Un día en la calle unos ojos francos se fijaron en sus ojos muertos; volvió a encontrarlos, se dejó acompañar más tarde del cortejo, y resolvieron casarse. El día de su liberación llegaba.

Se casó. El buen marido le entregaba los ahorros, reía cuando se rompía un plato, porque conocía la vida de su mujer.

Quedó encinta y fue atroz el embarazo. Su cabeza se llenaba de fantasmas y de sobresaltos su corazón, le subía a aquélla el ardor de la sangre derramada y le penetraba en éste el frío del cuerpo del borracho.

Dio a luz. Temblaba al coger en brazos las carnecillas flácidas del hijo de sus entrañas, al amamantarlo, y creía oír mezcladas en una voz el: «Sí, déjalo caer», de su tía; y el: «¿Qué has hecho, condenada?», de su madre.

Un día hizo trizas un cazo, y el marido, displicente a causa de una jaqueca, exclamó:

-¡Ni para platos ganamos!

Aquella noche, al ir a acostarlo, se le cayó el hijo y rodó por el suelo.

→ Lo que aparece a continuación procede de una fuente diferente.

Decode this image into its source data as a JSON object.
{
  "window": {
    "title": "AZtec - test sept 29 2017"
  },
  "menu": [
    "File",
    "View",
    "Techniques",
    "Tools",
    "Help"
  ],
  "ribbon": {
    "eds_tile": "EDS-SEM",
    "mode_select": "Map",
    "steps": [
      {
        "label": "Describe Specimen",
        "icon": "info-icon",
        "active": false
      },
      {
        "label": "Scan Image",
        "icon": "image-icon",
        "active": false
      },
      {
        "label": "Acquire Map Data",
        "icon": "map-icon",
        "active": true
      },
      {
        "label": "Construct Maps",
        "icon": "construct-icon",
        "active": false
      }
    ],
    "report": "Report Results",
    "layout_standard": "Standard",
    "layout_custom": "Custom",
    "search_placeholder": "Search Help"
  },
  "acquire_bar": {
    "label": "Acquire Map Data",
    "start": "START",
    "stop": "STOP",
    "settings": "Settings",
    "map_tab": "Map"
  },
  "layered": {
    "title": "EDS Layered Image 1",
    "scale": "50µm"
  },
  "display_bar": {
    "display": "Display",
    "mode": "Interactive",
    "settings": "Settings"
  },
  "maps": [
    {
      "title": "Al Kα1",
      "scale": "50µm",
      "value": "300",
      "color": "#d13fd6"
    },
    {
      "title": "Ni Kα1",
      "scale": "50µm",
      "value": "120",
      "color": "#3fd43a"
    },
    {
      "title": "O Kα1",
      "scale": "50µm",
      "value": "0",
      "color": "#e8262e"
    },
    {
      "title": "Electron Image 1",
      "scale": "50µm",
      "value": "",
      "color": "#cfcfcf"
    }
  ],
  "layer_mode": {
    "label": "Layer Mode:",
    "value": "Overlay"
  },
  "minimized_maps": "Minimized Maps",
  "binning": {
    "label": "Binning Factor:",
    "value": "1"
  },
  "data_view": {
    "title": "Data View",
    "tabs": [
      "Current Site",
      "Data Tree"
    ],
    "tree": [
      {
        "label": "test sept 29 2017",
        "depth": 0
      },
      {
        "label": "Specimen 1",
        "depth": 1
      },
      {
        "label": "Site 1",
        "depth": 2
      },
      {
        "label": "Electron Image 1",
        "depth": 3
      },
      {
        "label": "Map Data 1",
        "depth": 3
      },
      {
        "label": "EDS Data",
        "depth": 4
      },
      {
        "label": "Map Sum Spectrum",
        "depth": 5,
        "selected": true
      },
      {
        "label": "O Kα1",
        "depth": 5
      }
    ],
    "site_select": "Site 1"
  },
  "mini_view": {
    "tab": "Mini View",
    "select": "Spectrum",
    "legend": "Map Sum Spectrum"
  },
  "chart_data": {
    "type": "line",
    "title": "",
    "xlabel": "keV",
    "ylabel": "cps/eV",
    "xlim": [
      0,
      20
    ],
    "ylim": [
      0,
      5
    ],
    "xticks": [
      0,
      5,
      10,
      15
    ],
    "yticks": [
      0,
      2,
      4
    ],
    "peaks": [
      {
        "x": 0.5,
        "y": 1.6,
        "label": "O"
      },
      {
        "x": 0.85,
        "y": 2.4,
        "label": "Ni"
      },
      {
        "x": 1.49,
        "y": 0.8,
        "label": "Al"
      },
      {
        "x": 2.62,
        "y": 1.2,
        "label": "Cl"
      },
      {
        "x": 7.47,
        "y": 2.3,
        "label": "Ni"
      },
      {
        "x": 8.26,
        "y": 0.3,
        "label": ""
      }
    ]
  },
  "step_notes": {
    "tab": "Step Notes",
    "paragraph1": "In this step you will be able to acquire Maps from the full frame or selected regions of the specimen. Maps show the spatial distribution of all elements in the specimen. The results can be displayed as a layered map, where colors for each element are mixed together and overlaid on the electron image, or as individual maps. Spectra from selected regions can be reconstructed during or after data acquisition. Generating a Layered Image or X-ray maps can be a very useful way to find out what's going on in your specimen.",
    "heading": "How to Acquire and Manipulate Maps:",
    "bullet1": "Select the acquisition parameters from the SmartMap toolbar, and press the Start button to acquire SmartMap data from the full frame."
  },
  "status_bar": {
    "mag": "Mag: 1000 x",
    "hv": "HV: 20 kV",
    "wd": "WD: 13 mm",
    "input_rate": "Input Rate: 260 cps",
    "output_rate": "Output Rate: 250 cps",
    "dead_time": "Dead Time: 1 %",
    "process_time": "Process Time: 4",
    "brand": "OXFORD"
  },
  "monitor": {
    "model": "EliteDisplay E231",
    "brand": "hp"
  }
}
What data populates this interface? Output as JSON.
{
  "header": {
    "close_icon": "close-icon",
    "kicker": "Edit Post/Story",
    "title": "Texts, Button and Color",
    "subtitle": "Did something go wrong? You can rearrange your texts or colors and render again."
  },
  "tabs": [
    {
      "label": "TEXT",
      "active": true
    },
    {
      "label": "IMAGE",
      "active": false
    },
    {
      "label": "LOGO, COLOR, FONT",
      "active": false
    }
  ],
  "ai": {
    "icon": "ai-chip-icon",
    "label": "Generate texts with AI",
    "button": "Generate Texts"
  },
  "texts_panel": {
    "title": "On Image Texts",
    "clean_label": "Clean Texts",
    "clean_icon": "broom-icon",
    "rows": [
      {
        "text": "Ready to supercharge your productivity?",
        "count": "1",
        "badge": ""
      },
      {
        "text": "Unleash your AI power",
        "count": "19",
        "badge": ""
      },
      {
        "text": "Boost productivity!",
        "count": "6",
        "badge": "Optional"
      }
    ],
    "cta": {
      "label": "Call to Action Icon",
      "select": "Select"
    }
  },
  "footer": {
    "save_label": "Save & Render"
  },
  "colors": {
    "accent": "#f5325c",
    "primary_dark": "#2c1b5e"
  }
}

-¡Yo no he sido…, ha sido sin querer! -gritó, sin conciencia y con los ojos fijos en el niño que, ileso, le sonreía.

El corazón le quitó el sentido.

Desde entonces lloró mucho el pobre obrero al verse solo con aquella sombra que parecía la muerte que habitara su casa, y desde entonces los ojos de Justina miraron inmóviles el vacío, mientras que sus labios sólo se abrían para decir, presa de pavor, a la sonrisa de su hijo:

-¡Yo no he sido…, ha sido sin querer!